La Linguère Ndaté Yalla Mbodj (1810-1860) est la dernière grande reine du Walo, un royaume situé dans le Nord-Ouest de l’actuel Sénégal. C’est une héroïne de la résistance à la colonisation française dans l’Afrique de l’Ouest du 19ème siècle.
Fille de Fatim Yamar Khouriaye Mbodj et d’Amar Fatim Borso, Ndaté Yalla Mbodj nait en 1810 dans le royaume du Waalo, issu de l’éclatement de l’empire wolof du Djolof et situé sur le delta du fleuve Sénégal. Elle appartient à la famille Tédiek, qui a construit sa fortune et sa puissance sur le commerce et les échanges avec les comptoirs français, déjà bien implantés en Afrique.

« En 1816, le Brack (souveraine) Kouly MBaba Diop meurt et la linguère (mères, sœurs, cousines des souverains) Fatim Yamar, sa cousine, lui succède. Son mari, Amar Fatim Borso devient le Brack du Waalo. Formées pour diriger le peuple, militairement comme politiquement, les linguères sont aptes à prendre soin du royaume », renseigne histoireparlesfemmes.com.

Le site au-senegal.com explique : « Ndaté Yalla a succédé, sur le trône du Walo, à sa soeur aînée Ndjeumbeut Mbodj à son décès en octobre 1846. On disait d’elle qu’elle était belle, élégante, intelligente et forte. ‘’La dernière souveraine du Walo dirigea le Royaume d’une main de fer, refusant toujours l’hégémonie des Français qu’elle ne cessera de défier fièrement durant tout son règne. Car, pensait elle, ce pays était à elle seule’’, raconte Abdou Khadre Gaye, chercheur-écrivain. Ainsi, elle mena contre eux et contre les Maures plusieurs batailles ».
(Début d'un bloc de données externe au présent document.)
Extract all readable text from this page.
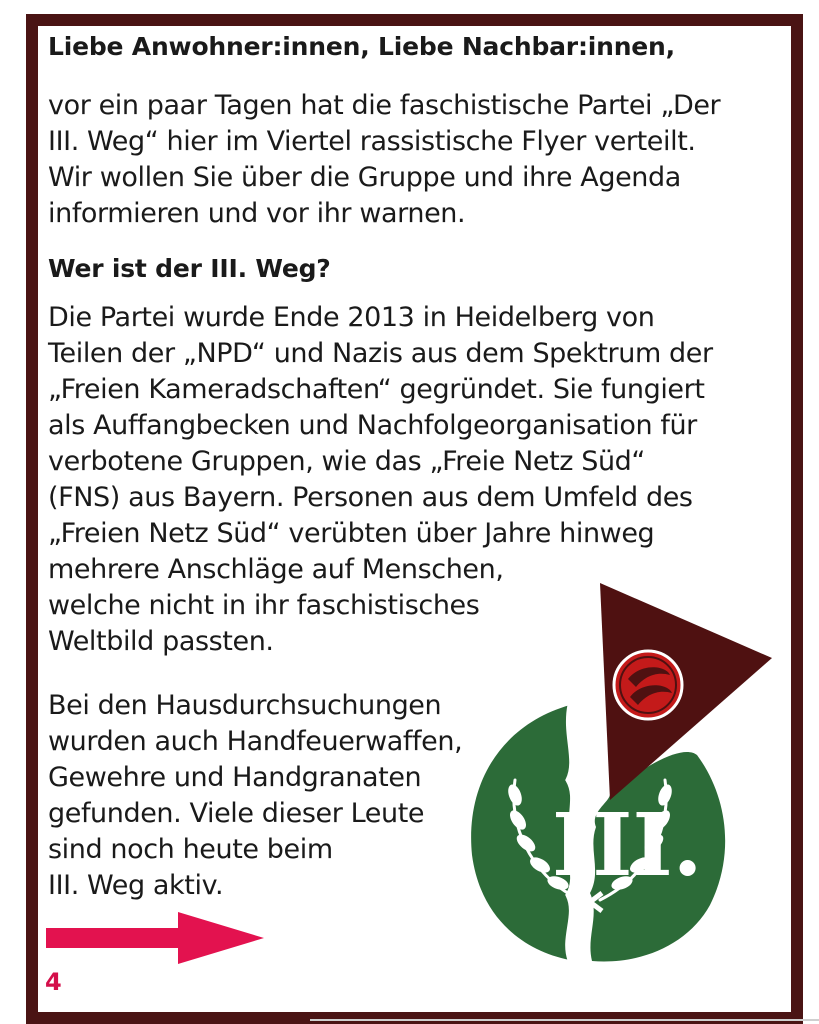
Liebe Anwohner:innen, Liebe Nachbar:innen,

vor ein paar Tagen hat die faschistische Partei „Der
III. Weg“ hier im Viertel rassistische Flyer verteilt.
Wir wollen Sie über die Gruppe und ihre Agenda
informieren und vor ihr warnen.

Wer ist der III. Weg?

Die Partei wurde Ende 2013 in Heidelberg von
Teilen der „NPD“ und Nazis aus dem Spektrum der
„Freien Kameradschaften“ gegründet. Sie fungiert
als Auffangbecken und Nachfolgeorganisation für
verbotene Gruppen, wie das „Freie Netz Süd“
(FNS) aus Bayern. Personen aus dem Umfeld des
„Freien Netz Süd“ verübten über Jahre hinweg
mehrere Anschläge auf Menschen,
welche nicht in ihr faschistisches
Weltbild passten.

Bei den Hausdurchsuchungen
wurden auch Handfeuerwaffen,
Gewehre und Handgranaten
gefunden. Viele dieser Leute
sind noch heute beim
III. Weg aktiv.	III.
4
En 1847, elle réclama un droit de passage des bergers Soninkés qui ravitaillaient l’île de Saint-Louis en bétail. Dans une lettre au gouverneur, elle écrit ceci : « C’est nous qui garantissons le passage des troupeaux dans notre pays. Pour cette raison, nous en prenons le dixième et nous n’accepterons jamais autre chose que cela ». Sur ce, le président de l’Emad souligne que « Ndaté Yalla n’hésita pas à diriger des assauts contre Saint-Louis et à menacer le gouverneur français. Ainsi, finit-elle par faire prévaloir ses droits sur l’île de Mboyo et l’île de Sor que Faidherbe voulut annexer ». Le 5 novembre 1850, elle interdit même tout commerce dans les marigots de sa dépendance qui en constituaient les escales. Ce qui poussa les Français à bout. Mais, comme on le sait, le projet d’annexion du Sénégal avait fini de mûrir.
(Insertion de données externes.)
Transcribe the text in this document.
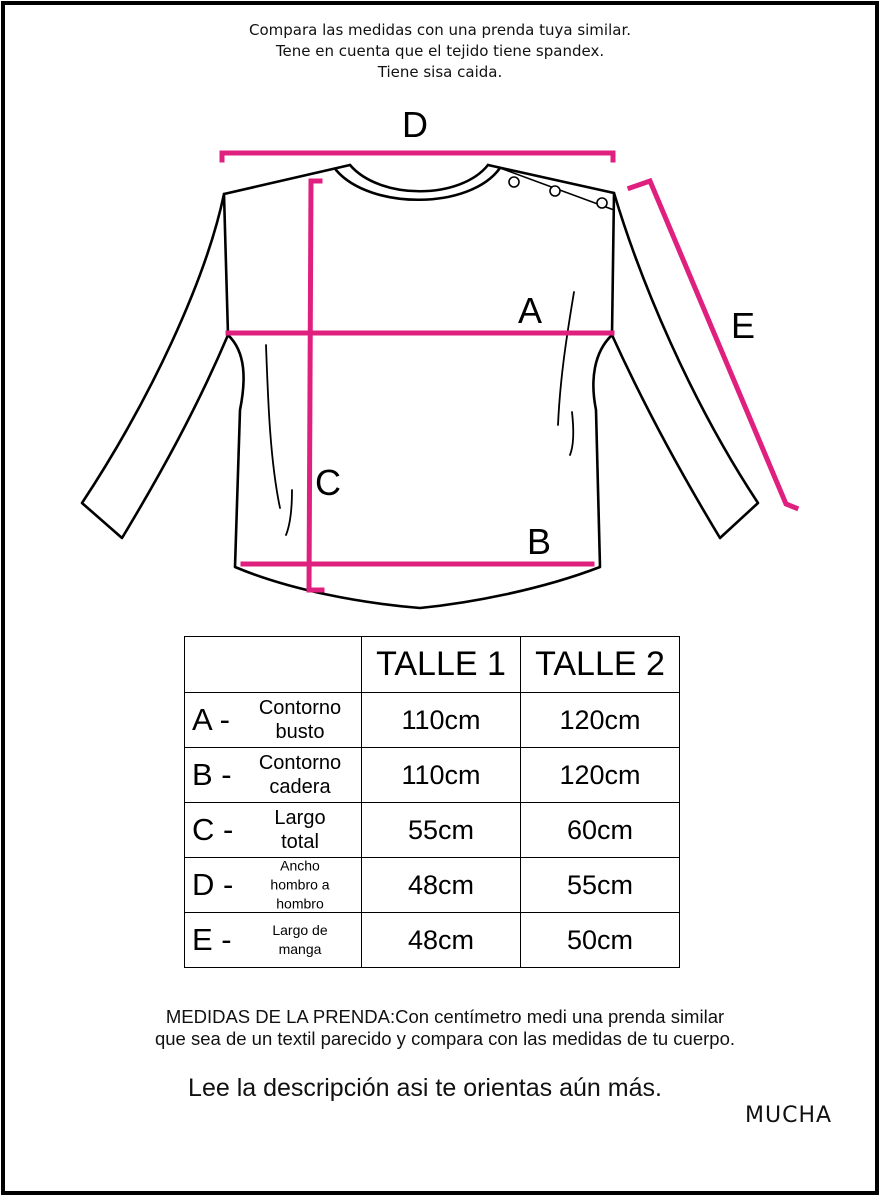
Compara las medidas con una prenda tuya similar.
Tene en cuenta que el tejido tiene spandex.
Tiene sisa caida.
D
A	E
C
B
	TALLE 1	TALLE 2

A - Contorno
busto	110cm	120cm

B - Contorno
cadera	110cm	120cm

C - Largo
total	55cm	60cm

D -
Ancho
hombro a
hombro	48cm	55cm

E - Largo de
manga	48cm	50cm
MEDIDAS DE LA PRENDA:Con centímetro medi una prenda similar
que sea de un textil parecido y compara con las medidas de tu cuerpo.
Lee la descripción asi te orientas aún más.
MUCHA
D’après le site internet, Faidherbe le lança, en février 1855, à la bataille de Diouboulou, contre les troupes de la reine Ndaté Yalla qui, au plus fort des combats, ainsi harangua ses troupes : « Aujourd’hui, nous sommes envahis par les conquérants. Notre armée est en déroute. Les guerriers du Walo, si vaillants soient-ils, sont presque tous tombés sous les balles de l’ennemi. L’envahisseur est plus fort que nous, je le sais, mais devrions-nous abandonner le Walo aux mains des étrangers ? ». « Non ! », lui répondirent ses troupes.
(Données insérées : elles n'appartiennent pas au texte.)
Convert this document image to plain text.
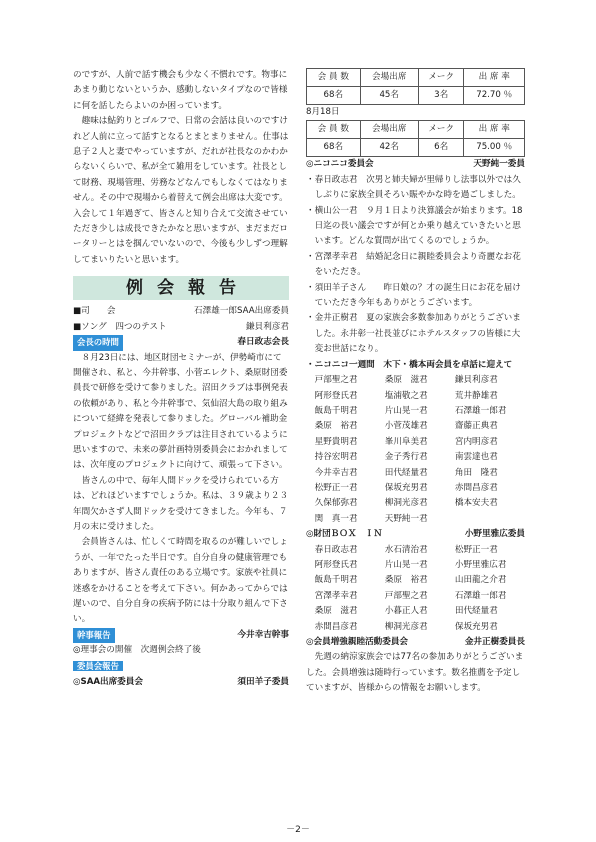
のですが、人前で話す機会も少なく不慣れです。物事にあまり動じないというか、感動しないタイプなので皆様に何を話したらよいのか困っています。

趣味は鮎釣りとゴルフで、日常の会話は良いのですけれど人前に立って話すとなるとまとまりません。仕事は息子２人と妻でやっていますが、だれが社長なのかわからないくらいで、私が全て雑用をしています。社長として財務、現場管理、労務などなんでもしなくてはなりません。その中で現場から着替えて例会出席は大変です。入会して１年過ぎて、皆さんと知り合えて交流させていただき少しは成長できたかなと思いますが、まだまだロータリーとはを掴んでいないので、今後も少しずつ理解してまいりたいと思います。

例会報告
■司　　会	石澤雄一郎SAA出席委員
■ソング　四つのテスト	鎌貝利彦君
会長の時間	春日政志会長

８月23日には、地区財団セミナーが、伊勢崎市にて開催され、私と、今井幹事、小菅エレクト、桑原財団委員長で研修を受けて参りました。沼田クラブは事例発表の依頼があり、私と今井幹事で、気仙沼大島の取り組みについて経緯を発表して参りました。グローバル補助金プロジェクトなどで沼田クラブは注目されているように思いますので、未来の夢計画特別委員会におかれましては、次年度のプロジェクトに向けて、頑張って下さい。

皆さんの中で、毎年人間ドックを受けられている方は、どれほどいますでしょうか。私は、３９歳より２３年間欠かさず人間ドックを受けてきました。今年も、７月の末に受けました。

会員皆さんは、忙しくて時間を取るのが難しいでしょうが、一年でたった半日です。自分自身の健康管理でもありますが、皆さん責任のある立場です。家族や社員に迷惑をかけることを考えて下さい。何かあってからでは遅いので、自分自身の疾病予防には十分取り組んで下さい。

幹事報告	今井幸吉幹事

◎理事会の開催　次週例会終了後

委員会報告
◎SAA出席委員会	須田羊子委員
会 員 数	会場出席	メーク	出 席 率
68名	45名	3名	72.70 ％

8月18日

会 員 数	会場出席	メーク	出 席 率
68名	42名	6名	75.00 ％
◎ニコニコ委員会	天野純一委員

・春日政志君　次男と姉夫婦が里帰りし法事以外では久しぶりに家族全員そろい賑やかな時を過ごしました。

・横山公一君　９月１日より決算議会が始まります。18日迄の長い議会ですが何とか乗り越えていきたいと思います。どんな質問が出てくるのでしょうか。

・宮澤孝幸君　結婚記念日に親睦委員会より奇麗なお花をいただき。

・須田羊子さん　　昨日娘の？才の誕生日にお花を届けていただき今年もありがとうございます。

・金井正樹君　夏の家族会多数参加ありがとうございました。永井彰一社長並びにホテルスタッフの皆様に大変お世話になり。

・ニコニコ一週間　木下・橋本両会員を卓話に迎えて

戸部聖之君	桑原　滋君	鎌貝利彦君
阿形登氏君	塩浦敬之君	荒井静雄君
飯島千明君	片山晃一君	石澤雄一郎君
桑原　裕君	小菅茂雄君	齋藤正典君
星野貴明君	峯川阜美君	宮内明彦君
持谷宏明君	金子秀行君	南雲達也君
今井幸吉君	田代経量君	角田　隆君
松野正一君	保坂充男君	赤間昌彦君
久保郁弥君	柳洞光彦君	橋本安夫君
関　真一君	天野純一君
◎財団ＢＯＸ　ＩＮ	小野里雅広委員
春日政志君	水石清治君	松野正一君
阿形登氏君	片山晃一君	小野里雅広君
飯島千明君	桑原　裕君	山田龍之介君
宮澤孝幸君	戸部聖之君	石澤雄一郎君
桑原　滋君	小暮正人君	田代経量君
赤間昌彦君	柳洞光彦君	保坂充男君
◎会員増強親睦活動委員会	金井正樹委員長

先週の納涼家族会では77名の参加ありがとうございました。会員増強は随時行っています。数名推薦を予定していますが、皆様からの情報をお願いします。

－2－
Hélas, ils furent vaincus par la puissance technologique de l’ennemi. La capitale Nder, ajoute notre chercheur, fut prise et brûlée ainsi que plus de 40 villages, dont Ndombo et Mbilor. Plus de 100 résistants furent tués et près de 150 faits prisonniers. La Reine et ses partisans s’exileront à Ndimb à la frontière du Walo avec le Ndiambour. De retour d’exil, elle mourut, en 1860, à Dagana où elle fut enterrée. « Cet épisode marqua le début de la colonisation du Sénégal et de l’Afrique », annonce Abdou Khadre Gaye, cité par le site au-senegal.com.